For ancient Greek and Roman people, Sarmatia was the name for largely all lands to the East of them and to the North of the Black and Caspian seas. The term was used in Europe up until the 15th century when the people of Rus’ were already known.

3. Tartaria

 The Waldseemüller map, with Tartaria indicated

The term “Tartaria” comes from the ethnonym tatars and became popular in Europe after the conquests of Genghis Khan and his army. But the second “r” appeared because of the contamination with the word “Tartar”, meaning “the Netherworld” in Greek mythology. In the 12th-13th centuries, the ‘invented’ word “tartars” (instead of tatars) was used to denote the Tatars, Mongols and pretty much all peoples of the Eastern part of the world between the Caspian Sea and the Pacific Ocean. 
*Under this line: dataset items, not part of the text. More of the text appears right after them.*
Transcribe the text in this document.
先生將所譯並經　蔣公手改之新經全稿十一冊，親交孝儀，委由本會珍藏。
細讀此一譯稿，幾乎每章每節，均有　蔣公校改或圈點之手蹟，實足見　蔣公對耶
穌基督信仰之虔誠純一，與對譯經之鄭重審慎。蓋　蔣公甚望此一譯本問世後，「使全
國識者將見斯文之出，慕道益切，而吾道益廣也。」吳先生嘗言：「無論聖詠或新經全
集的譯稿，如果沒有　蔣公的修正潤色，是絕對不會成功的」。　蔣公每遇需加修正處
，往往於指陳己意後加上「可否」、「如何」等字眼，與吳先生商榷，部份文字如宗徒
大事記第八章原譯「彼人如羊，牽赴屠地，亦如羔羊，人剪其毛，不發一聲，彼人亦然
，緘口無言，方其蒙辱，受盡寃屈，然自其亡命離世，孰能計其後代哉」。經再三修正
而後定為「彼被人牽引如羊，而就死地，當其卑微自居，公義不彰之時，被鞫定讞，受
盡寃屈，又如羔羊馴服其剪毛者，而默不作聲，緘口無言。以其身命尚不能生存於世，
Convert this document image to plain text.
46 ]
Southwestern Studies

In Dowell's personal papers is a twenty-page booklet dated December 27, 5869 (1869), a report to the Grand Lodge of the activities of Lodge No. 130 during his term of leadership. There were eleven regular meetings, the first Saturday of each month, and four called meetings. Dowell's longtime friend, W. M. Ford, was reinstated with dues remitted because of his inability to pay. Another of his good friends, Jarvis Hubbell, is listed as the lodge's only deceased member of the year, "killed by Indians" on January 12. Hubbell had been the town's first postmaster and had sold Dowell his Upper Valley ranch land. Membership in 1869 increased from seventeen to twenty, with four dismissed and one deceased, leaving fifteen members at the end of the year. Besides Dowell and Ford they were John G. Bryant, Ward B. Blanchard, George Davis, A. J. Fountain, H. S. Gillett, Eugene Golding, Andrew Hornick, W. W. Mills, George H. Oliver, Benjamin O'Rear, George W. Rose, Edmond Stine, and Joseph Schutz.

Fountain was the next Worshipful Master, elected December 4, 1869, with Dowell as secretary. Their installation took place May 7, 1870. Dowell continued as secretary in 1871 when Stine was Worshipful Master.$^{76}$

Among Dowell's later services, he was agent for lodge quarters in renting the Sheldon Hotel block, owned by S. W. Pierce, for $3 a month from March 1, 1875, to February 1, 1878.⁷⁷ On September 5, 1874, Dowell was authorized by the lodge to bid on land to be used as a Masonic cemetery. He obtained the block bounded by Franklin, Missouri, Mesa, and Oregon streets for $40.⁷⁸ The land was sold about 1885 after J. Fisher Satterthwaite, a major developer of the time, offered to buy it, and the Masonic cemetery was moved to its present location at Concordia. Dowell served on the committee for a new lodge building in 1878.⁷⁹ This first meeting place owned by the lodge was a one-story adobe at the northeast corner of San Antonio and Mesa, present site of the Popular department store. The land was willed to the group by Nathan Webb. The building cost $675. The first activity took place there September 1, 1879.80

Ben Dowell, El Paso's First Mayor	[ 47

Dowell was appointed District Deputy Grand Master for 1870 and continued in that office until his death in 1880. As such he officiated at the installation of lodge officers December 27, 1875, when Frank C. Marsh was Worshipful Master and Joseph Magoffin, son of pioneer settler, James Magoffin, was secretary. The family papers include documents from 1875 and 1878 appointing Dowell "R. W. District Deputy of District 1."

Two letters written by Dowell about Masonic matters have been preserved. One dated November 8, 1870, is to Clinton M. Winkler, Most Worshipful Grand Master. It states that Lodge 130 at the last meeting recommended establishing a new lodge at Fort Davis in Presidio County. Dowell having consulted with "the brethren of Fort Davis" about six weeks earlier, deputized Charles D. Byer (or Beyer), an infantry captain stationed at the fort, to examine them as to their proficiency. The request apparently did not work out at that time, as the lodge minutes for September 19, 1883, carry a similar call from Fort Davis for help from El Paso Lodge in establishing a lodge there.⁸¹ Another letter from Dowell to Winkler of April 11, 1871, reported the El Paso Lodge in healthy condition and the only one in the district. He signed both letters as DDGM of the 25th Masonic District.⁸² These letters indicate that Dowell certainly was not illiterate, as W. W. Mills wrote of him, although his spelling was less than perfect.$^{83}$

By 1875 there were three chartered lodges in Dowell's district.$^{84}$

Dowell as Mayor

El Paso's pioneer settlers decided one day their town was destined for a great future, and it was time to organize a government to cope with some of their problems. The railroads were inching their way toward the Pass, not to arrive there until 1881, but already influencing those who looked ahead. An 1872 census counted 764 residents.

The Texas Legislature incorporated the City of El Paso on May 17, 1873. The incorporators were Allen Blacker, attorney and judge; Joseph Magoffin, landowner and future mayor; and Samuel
The term “Tartaria” began to be very often used to denote Russia in the 15th-16th centuries – for example, on the Waldseemüller map, one of the first maps with precise longitudes and latitudes, and the first printed map of the world to use the name “America”, parts of the Russian territory are labeled “Tartaria”, among others. The term “Tartaria” was used until the 19th century, when sovereign states and their names took their place on real, scientifically composed geographical maps.

4. Grand Duchy of Moscow

Dmitry Donskoy (1350 – 1389)

The Grand Duchy of Moscow and Russia weren’t exactly the same. Before and during the Tatar-Mongol invasion of Russian lands in the 13-15 centuries, local princes ruled in their own duchies, that would often battle against each other. With time, the Duchy of Moscow became the most powerful and politically sophisticated. The Duchy of Moscow, led by brave and cunning princes, took the lead in winning over the Tatars. Dmitry Donskoy, the prince who won the Battle of Kulikovo in 1380, was the first Moscow ruler who began calling himself the Grand Prince.

Ivan the Great, or Ivan the Third, was the Grand Prince of Moscow who employed attributes of the tsar’s power and began calling himself “the tsar”. During his reign in Moscow in the late 15 - early 16 centuries, the Russian State was formed: within it, borders were annulled and a law code was adopted that was compulsory for the whole land.

Ivan the Great’s grandson, Ivan IV the Terrible, became the first tsar of the Russian Tsardom that existed until 1721, when the country became the Russian Empire.